If ever there was a good time for a recovery week, this would be it. Last Sunday I finished up the Amgen Tour of California Race Experience, 8 amazing days of riding with an incredible group of athletes and coaches. Every day we managed to make it to the finish line before being caught by the pro peloton, but even with a headstart, it was no easy feat. I’m very proud of the athletes, they trained for months to be ready for the trip and every one of them was up for the challenge!
And the crew was on par with the best pro teams, especially when you consider that our team was 20+ riders and a pro team at the Tour of California is only 9 riders! Between laundry, post-ride massage therapy, hotel transfers, cleaning and tuning 20+ bikes every day, and on-road support, it took a small and very committed army to keep Team CTS rolling along smoothly. I highly encourage you to look at your schedule and come with us for the 2012 USA Pro Cycling Challenge, the 2012 Tour of Utah, or the 2013 Tour of California. It will be a cycling experience like you’ve never had before.

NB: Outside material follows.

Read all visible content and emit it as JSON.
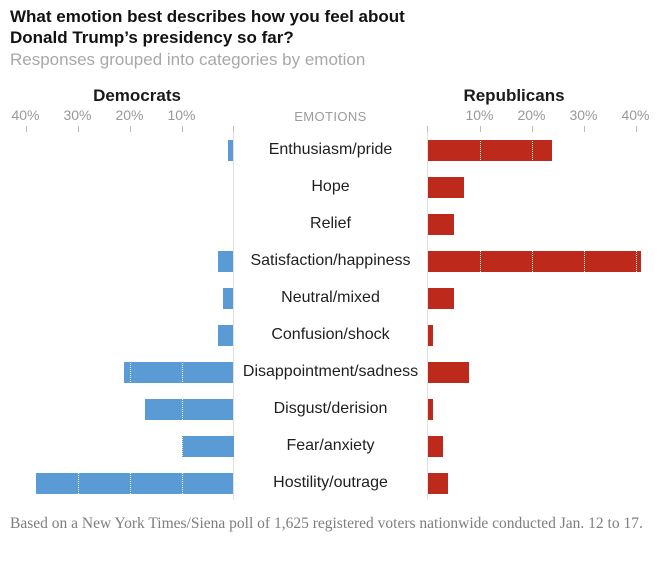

Check out Alain Lambert’s blog about the 2012 ATOC Race Experience here: http://alainlambert.wordpress.com/. And all the video updates from the ATOC Race Experience can be found at http://trainright.wpengine.com/atoc-2012.
This week I had the opportunity to go for a few short recovery rides, and during those rides I thought about the lessons I learned from the ATOC Race Experience:
To thine own self be true: Every rider on the ATOC Race Experience had at least one spectacular day, meaning they had at least one day when they were firing on all cylinders and felt like Superman. As an athlete, those are the days we live for and the promise of those days is what sustains us through the long hours of hard training. But in order to have one of those days during a multi-stage event, you have to listen to your body and ride conservatively on the days when you’re not Superman. We spent a lot of time in rotating pacelines, and it was gratifying to see riders being smart and skipping pulls or taking shorter pulls when necessary, rather than driving themselves into the ground. Often, the rider who skipped pulls on one day was one of the stronger riders who could push the pace and take longer pulls during the following stage.

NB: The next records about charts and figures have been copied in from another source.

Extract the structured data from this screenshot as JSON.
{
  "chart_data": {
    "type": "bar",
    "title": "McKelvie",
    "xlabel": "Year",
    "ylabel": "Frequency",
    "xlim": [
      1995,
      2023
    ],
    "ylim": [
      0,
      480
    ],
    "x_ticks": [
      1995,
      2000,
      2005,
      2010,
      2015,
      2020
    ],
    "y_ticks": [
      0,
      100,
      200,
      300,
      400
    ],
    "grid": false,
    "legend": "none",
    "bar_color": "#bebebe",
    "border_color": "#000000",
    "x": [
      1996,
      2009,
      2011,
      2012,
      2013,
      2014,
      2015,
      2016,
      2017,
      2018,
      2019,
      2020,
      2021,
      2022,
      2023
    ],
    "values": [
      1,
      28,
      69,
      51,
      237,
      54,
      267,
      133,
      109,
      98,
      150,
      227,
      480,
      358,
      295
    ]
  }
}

Where there’s a wheel there’s a way: In some of the windier sections of the ATOC, we were able to really prove how beneficial it is to be in the draft. To some it may seem like an elementary cycling skill, but the truth is, a lot of cyclists spend the majority of their training time riding solo. In the first few stages of the ATOC, the gaps between riders in the paceline were sometimes bigger than I wanted to see. But as the riders spent more time together and grew to trust each other, and as they miles added up and they began to fatigue, the incentive and reward of optimal positioning in the draft grew. One of the great moments of the ride occurred when the team spontaneously spread into an echelon as we rode into a crosswind on one of the later stages of the race.

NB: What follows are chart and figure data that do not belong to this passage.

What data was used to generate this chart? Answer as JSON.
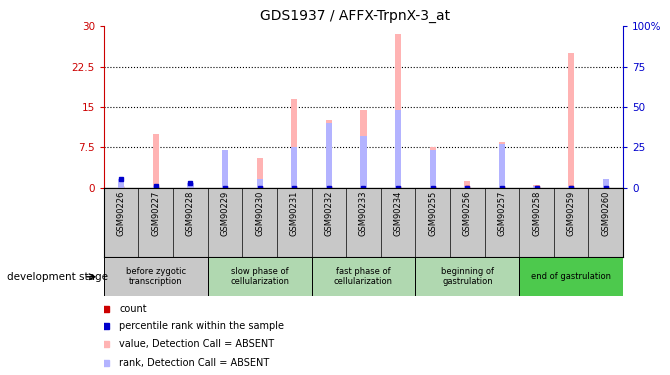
{
  "title": "GDS1937 / AFFX-TrpnX-3_at",
  "samples": [
    "GSM90226",
    "GSM90227",
    "GSM90228",
    "GSM90229",
    "GSM90230",
    "GSM90231",
    "GSM90232",
    "GSM90233",
    "GSM90234",
    "GSM90255",
    "GSM90256",
    "GSM90257",
    "GSM90258",
    "GSM90259",
    "GSM90260"
  ],
  "values_absent": [
    0.3,
    10.0,
    0.3,
    6.5,
    5.5,
    16.5,
    12.5,
    14.5,
    28.5,
    7.5,
    1.2,
    8.5,
    0.5,
    25.0,
    0.3
  ],
  "rank_absent_pct": [
    5,
    1,
    3,
    23,
    5,
    25,
    40,
    32,
    48,
    23,
    1,
    27,
    1,
    1,
    5
  ],
  "count_vals": [
    0,
    0,
    0,
    0,
    0,
    0,
    0,
    0,
    0,
    0,
    0,
    0,
    0,
    0,
    0
  ],
  "percentile_vals_pct": [
    5,
    1,
    3,
    0,
    0,
    0,
    0,
    0,
    0,
    0,
    0,
    0,
    0,
    0,
    0
  ],
  "ylim_left": [
    0,
    30
  ],
  "ylim_right": [
    0,
    100
  ],
  "yticks_left": [
    0,
    7.5,
    15,
    22.5,
    30
  ],
  "yticks_left_labels": [
    "0",
    "7.5",
    "15",
    "22.5",
    "30"
  ],
  "yticks_right": [
    0,
    25,
    50,
    75,
    100
  ],
  "yticks_right_labels": [
    "0",
    "25",
    "50",
    "75",
    "100%"
  ],
  "stage_groups": [
    {
      "label": "before zygotic\ntranscription",
      "start": 0,
      "end": 3,
      "color": "#c8c8c8"
    },
    {
      "label": "slow phase of\ncellularization",
      "start": 3,
      "end": 6,
      "color": "#b0d8b0"
    },
    {
      "label": "fast phase of\ncellularization",
      "start": 6,
      "end": 9,
      "color": "#b0d8b0"
    },
    {
      "label": "beginning of\ngastrulation",
      "start": 9,
      "end": 12,
      "color": "#b0d8b0"
    },
    {
      "label": "end of gastrulation",
      "start": 12,
      "end": 15,
      "color": "#4dc94d"
    }
  ],
  "bar_color_absent": "#ffb3b3",
  "bar_color_rank_absent": "#b3b3ff",
  "dot_color_count": "#cc0000",
  "dot_color_percentile": "#0000cc",
  "left_axis_color": "#cc0000",
  "right_axis_color": "#0000cc",
  "xlabel_area_color": "#c8c8c8",
  "development_stage_label": "development stage"
}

If you’re a rider who spends most of your time training solo, I encourage you to really focus on positioning and drafting when you’re in groups. Work on getting more comfortable in close proximity to other riders, and work on moving into better drafting positions when the wind changes or the pack changes direction. Use your group riding time to improve your drafting skills, because when the going gets tough, being able to stay on wheel is going to be your ticket to getting to the finish line.
Everyone should live like a pro cyclist for a week: To live and work as a professional cyclist for a year or a career is brutally difficult, and it’s a lifestyle that only a few people are cut out for. But there’s also something simple and uncomplicated about living like a pro cyclist. You get up, eat, ride, eat, recover, sleep, and start all over again. The harder the training or the harder the racing, the more that life’s other complications fall away. When I was a pro athlete I didn’t appreciate that singular focus as much as I do now. These days I look forward to opportunities like the CTS Race Experiences, not to escape from my everyday life, but to immerse myself completely in an environment I love. I’d really like to see everyone receiving this email at one of the future Race Experiences, but even if you can’t come out for these specific events I strongly encourage you to find a way to live like a pro athlete for at least a week. You spend a tremendous amount of time and energy on the sport you’re passionate about, and a week immersed in that sport is one of the greatest ways to reward yourself for that devotion.
Up next for me: training for the USA Pro Cycling Challenge Race Experience! The snow is pretty much gone from the high mountains, so it’s time to climb into the thin air!